Весьма естественно, что эта одинокая и постоянно беседующая с своими только думами девушка сочетала все вычитанное ею из романов, проникнутых нежной любовью и рыцарским духом, с образом этого храброго и преданного чужеземца. Он-то и одушевлял её мечты о прошедшем и, по видимому, был рожден затем, чтобы, в предопределенное судьбою время, быть прорицателем её будущего. Вокруг этого образа группировались все прелести, которые одна только девственная фантазия может почерпнуть из древнего героического баснословия, так сильно пленяющего воображение. Однажды, еще в ранние годы возраста Виоланты, Риккабокка, для удовлетворения её любопытства, нарисовал, на память, портрет своего друга-англичанина – портрет Гарлея, когда он был еще юношей, и нарисовал с некоторой лестью, без всякого сомнения, проистекавшей из искусства и пристрастной благодарности. Но, несмотря на то, сходства было очень много. В этом портрете глубокая печаль была господствующим выражением в лице: как будто она отеняла и сосредоточивала в себе все другие, переходчивые выражения; взглянув на него, нельзя было не сказать: «так печален и еще так молод!» Виоланта никогда не решалась допустить мысли, чтобы года, в течение которых её детский возраст созрел совершенно, могли пролететь над этим юным, задумчивым лицом, не сообщив ему своего разрушительного действия, чтобы мир мог изменить характер так точно, как время изменяет наружность. По её понятию, герой, созданный её воображением, должен оставаться бессмертным во всей своей красоте и юности. Светлые мечты, обольстительные думы, свойственные каждому из нас, когда искра поэзии еще ярко горит в наших сердцах! Решался ли кто нибудь представить себе Петрарку дряхлым стариком? Кто не воображает его таким, каким он впервые смотрел на Лауру?

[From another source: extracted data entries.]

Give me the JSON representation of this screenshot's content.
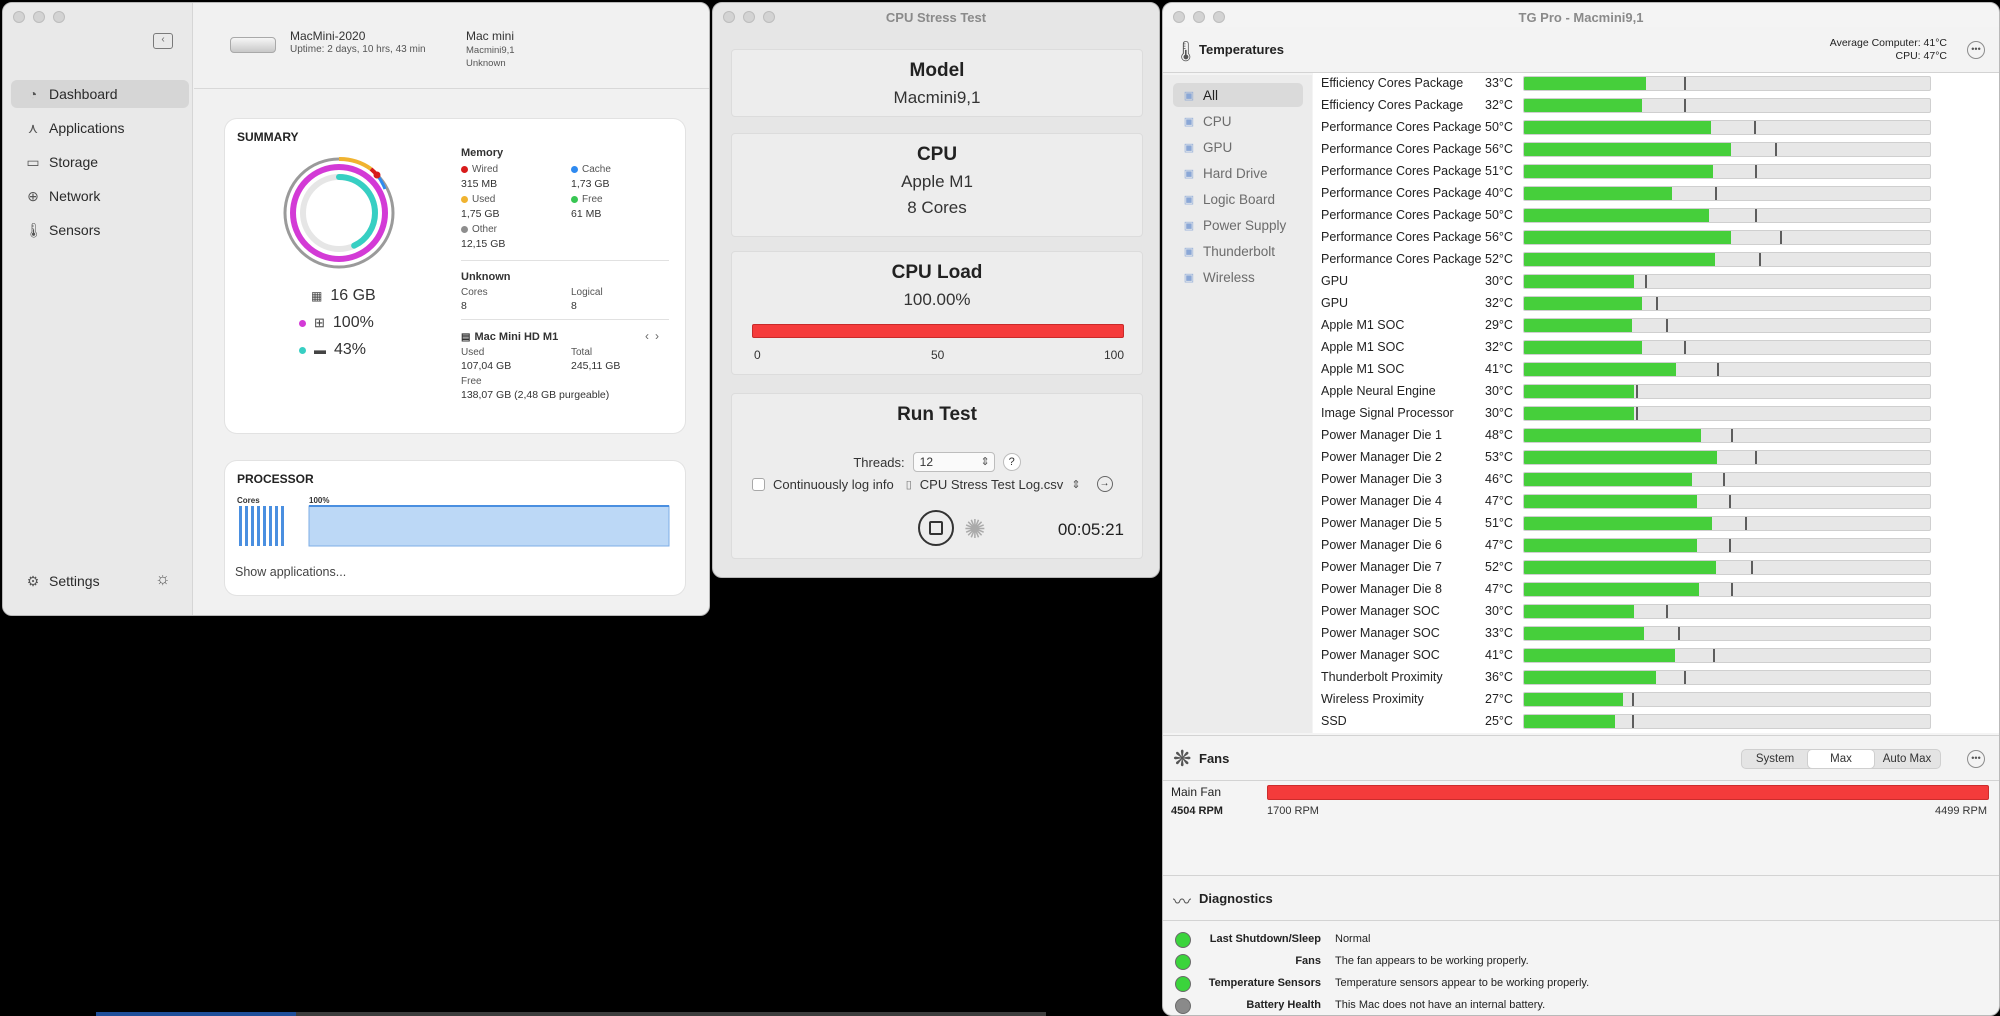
{
  "dashboard": {
    "sidebar": {
      "items": [
        {
          "label": "Dashboard",
          "icon": "speedometer-icon"
        },
        {
          "label": "Applications",
          "icon": "apps-icon"
        },
        {
          "label": "Storage",
          "icon": "drive-icon"
        },
        {
          "label": "Network",
          "icon": "globe-icon"
        },
        {
          "label": "Sensors",
          "icon": "thermometer-icon"
        }
      ],
      "settings_label": "Settings"
    },
    "device": {
      "name": "MacMini-2020",
      "uptime": "Uptime: 2 days, 10 hrs, 43 min",
      "model": "Mac mini",
      "model_id": "Macmini9,1",
      "unknown": "Unknown"
    },
    "summary": {
      "title": "SUMMARY",
      "ram": "16 GB",
      "cpu_pct": "100%",
      "disk_pct": "43%",
      "cpu_level": 1.0,
      "disk_level": 0.43,
      "memory_title": "Memory",
      "memory": [
        {
          "label": "Wired",
          "value": "315 MB",
          "color": "#d81b1b"
        },
        {
          "label": "Cache",
          "value": "1,73 GB",
          "color": "#2e8af0"
        },
        {
          "label": "Used",
          "value": "1,75 GB",
          "color": "#f0b330"
        },
        {
          "label": "Free",
          "value": "61 MB",
          "color": "#38c653"
        },
        {
          "label": "Other",
          "value": "12,15 GB",
          "color": "#8e8e8e"
        }
      ],
      "cpu_title": "Unknown",
      "cores_label": "Cores",
      "cores_value": "8",
      "logical_label": "Logical",
      "logical_value": "8",
      "disk_title": "Mac Mini HD M1",
      "used_label": "Used",
      "used_value": "107,04 GB",
      "total_label": "Total",
      "total_value": "245,11 GB",
      "free_label": "Free",
      "free_value": "138,07 GB (2,48 GB purgeable)"
    },
    "processor": {
      "title": "PROCESSOR",
      "cores_label": "Cores",
      "pct_label": "100%",
      "show_apps": "Show applications..."
    }
  },
  "stress": {
    "title": "CPU Stress Test",
    "model_title": "Model",
    "model_value": "Macmini9,1",
    "cpu_title": "CPU",
    "cpu_value": "Apple M1",
    "cores_value": "8 Cores",
    "load_title": "CPU Load",
    "load_value": "100.00%",
    "load_level": 1.0,
    "ticks": [
      "0",
      "50",
      "100"
    ],
    "run_title": "Run Test",
    "threads_label": "Threads:",
    "threads_value": "12",
    "help": "?",
    "log_label": "Continuously log info",
    "log_file": "CPU Stress Test Log.csv",
    "elapsed": "00:05:21"
  },
  "tgpro": {
    "title": "TG Pro - Macmini9,1",
    "temps_title": "Temperatures",
    "avg_computer_label": "Average Computer:",
    "avg_computer_value": "41°C",
    "avg_cpu_label": "CPU:",
    "avg_cpu_value": "47°C",
    "categories": [
      {
        "label": "All",
        "icon": "grid-icon"
      },
      {
        "label": "CPU",
        "icon": "cpu-icon"
      },
      {
        "label": "GPU",
        "icon": "gpu-icon"
      },
      {
        "label": "Hard Drive",
        "icon": "drive-icon"
      },
      {
        "label": "Logic Board",
        "icon": "board-icon"
      },
      {
        "label": "Power Supply",
        "icon": "power-icon"
      },
      {
        "label": "Thunderbolt",
        "icon": "bolt-icon"
      },
      {
        "label": "Wireless",
        "icon": "wifi-icon"
      }
    ],
    "sensors": [
      {
        "name": "Efficiency Cores Package",
        "value": "33°C",
        "level": 0.3,
        "max": 0.395
      },
      {
        "name": "Efficiency Cores Package",
        "value": "32°C",
        "level": 0.29,
        "max": 0.395
      },
      {
        "name": "Performance Cores Package",
        "value": "50°C",
        "level": 0.46,
        "max": 0.567
      },
      {
        "name": "Performance Cores Package",
        "value": "56°C",
        "level": 0.51,
        "max": 0.619
      },
      {
        "name": "Performance Cores Package",
        "value": "51°C",
        "level": 0.465,
        "max": 0.57
      },
      {
        "name": "Performance Cores Package",
        "value": "40°C",
        "level": 0.365,
        "max": 0.47
      },
      {
        "name": "Performance Cores Package",
        "value": "50°C",
        "level": 0.455,
        "max": 0.57
      },
      {
        "name": "Performance Cores Package",
        "value": "56°C",
        "level": 0.51,
        "max": 0.63
      },
      {
        "name": "Performance Cores Package",
        "value": "52°C",
        "level": 0.47,
        "max": 0.58
      },
      {
        "name": "GPU",
        "value": "30°C",
        "level": 0.27,
        "max": 0.297
      },
      {
        "name": "GPU",
        "value": "32°C",
        "level": 0.29,
        "max": 0.325
      },
      {
        "name": "Apple M1 SOC",
        "value": "29°C",
        "level": 0.265,
        "max": 0.35
      },
      {
        "name": "Apple M1 SOC",
        "value": "32°C",
        "level": 0.29,
        "max": 0.395
      },
      {
        "name": "Apple M1 SOC",
        "value": "41°C",
        "level": 0.375,
        "max": 0.475
      },
      {
        "name": "Apple Neural Engine",
        "value": "30°C",
        "level": 0.27,
        "max": 0.275
      },
      {
        "name": "Image Signal Processor",
        "value": "30°C",
        "level": 0.27,
        "max": 0.275
      },
      {
        "name": "Power Manager Die 1",
        "value": "48°C",
        "level": 0.435,
        "max": 0.51
      },
      {
        "name": "Power Manager Die 2",
        "value": "53°C",
        "level": 0.475,
        "max": 0.57
      },
      {
        "name": "Power Manager Die 3",
        "value": "46°C",
        "level": 0.415,
        "max": 0.49
      },
      {
        "name": "Power Manager Die 4",
        "value": "47°C",
        "level": 0.427,
        "max": 0.505
      },
      {
        "name": "Power Manager Die 5",
        "value": "51°C",
        "level": 0.462,
        "max": 0.545
      },
      {
        "name": "Power Manager Die 6",
        "value": "47°C",
        "level": 0.427,
        "max": 0.505
      },
      {
        "name": "Power Manager Die 7",
        "value": "52°C",
        "level": 0.473,
        "max": 0.56
      },
      {
        "name": "Power Manager Die 8",
        "value": "47°C",
        "level": 0.43,
        "max": 0.51
      },
      {
        "name": "Power Manager SOC",
        "value": "30°C",
        "level": 0.27,
        "max": 0.35
      },
      {
        "name": "Power Manager SOC",
        "value": "33°C",
        "level": 0.295,
        "max": 0.38
      },
      {
        "name": "Power Manager SOC",
        "value": "41°C",
        "level": 0.372,
        "max": 0.465
      },
      {
        "name": "Thunderbolt Proximity",
        "value": "36°C",
        "level": 0.325,
        "max": 0.395
      },
      {
        "name": "Wireless Proximity",
        "value": "27°C",
        "level": 0.245,
        "max": 0.265
      },
      {
        "name": "SSD",
        "value": "25°C",
        "level": 0.225,
        "max": 0.265
      }
    ],
    "fans_title": "Fans",
    "fan_modes": [
      "System",
      "Max",
      "Auto Max"
    ],
    "fan_mode_active": "Max",
    "fan_name": "Main Fan",
    "fan_rpm": "4504 RPM",
    "fan_min": "1700 RPM",
    "fan_max": "4499 RPM",
    "fan_level": 1.0,
    "diagnostics_title": "Diagnostics",
    "diagnostics": [
      {
        "label": "Last Shutdown/Sleep",
        "text": "Normal",
        "color": "#3bd43c"
      },
      {
        "label": "Fans",
        "text": "The fan appears to be working properly.",
        "color": "#3bd43c"
      },
      {
        "label": "Temperature Sensors",
        "text": "Temperature sensors appear to be working properly.",
        "color": "#3bd43c"
      },
      {
        "label": "Battery Health",
        "text": "This Mac does not have an internal battery.",
        "color": "#8a8a8a"
      }
    ]
  }
}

«Ogni altra cosi ogni pensier va fore;
E sol ivi con voi rimansi Amore! (*)
(*) «Все другие мысли отлетают вдаль
Остается только одна: это – мысль о тебе, моя любовь…»
Таким образом, углубленная в думы, Виоланта совершенно забыла продолжать свои наблюдения над бельведером. А бельведер между тем опустел. Мистрисс Риккабокка, неимевшая для развлечения своих мыслей никакого идеала, видела, как муж её вошел в дом.
Риккабокка явился вскоре в комнате своей дочери. Виоланта испугалась, почувствовав на плече своем руку отца и вслед за тем поцалуй на задумчивом лице.
– Дитя мое! сказал Риккабокка, опускаясь на стул: – я решился оставить на некоторое время это убежище и искать его в окрестностях Лондона.
– Ах, папа, значит вы об этом-то и думали? Что же за причина такой перемены? Папа, не скрывайтесь от меня: вы сами знаете, как охотно и с каким усердием я всегда повиновалась вашей воле и как свято хранила вашу тайну. Неужели вы не доверяете мне?
– Тебе, дитя мое, я все доверю! отвечал Риккабокка, сильно взволнованный. – Я оставляю это места из страха, что мои враги отыщут меня здесь. Другим я скажу, что ты теперь в таких летах, когда нужно иметь учителей, которых здесь не достать. Но мне не хочется, чтобы кто нибудь знал, куда мы едем.
Риккабокка произнес последние слова сквозь зубы и поникнув головой. Он произносил их терзаемый стыдом.
– А моя мама? говорили ли вы с мама об этом?
– Нет еще. Я очень затрудняюсь этим.
– О папа! тут не может быть, не должно быть никакого затруднения: мама так любит вас, возразила Виоланга с кротким и нежным упреком. – Почему вы не доверите ей своей тайны? Она так предана вам, так добра!
– Добра – с этим я согласен! воскликнул Риккабокка. – Что же из этого следует? «Da cattiva Donna guardati, ed alla buona non fidar niente» (злой женщины остерегайся, доброй – не доверяйся). И ужь если необходимость принудит доверять ей, прибавил бесчеловечный муж: – то доверяйте все, кроме тайны.
– Фи! сказала Виоланта, с видом легкой досады; она очень хорошо знала характер своего отца, чтобы буквально понимать его ужасные сентенции: – зачем так говорить, padre carissimo ! Разве вы не доверяете мне вашей тайны?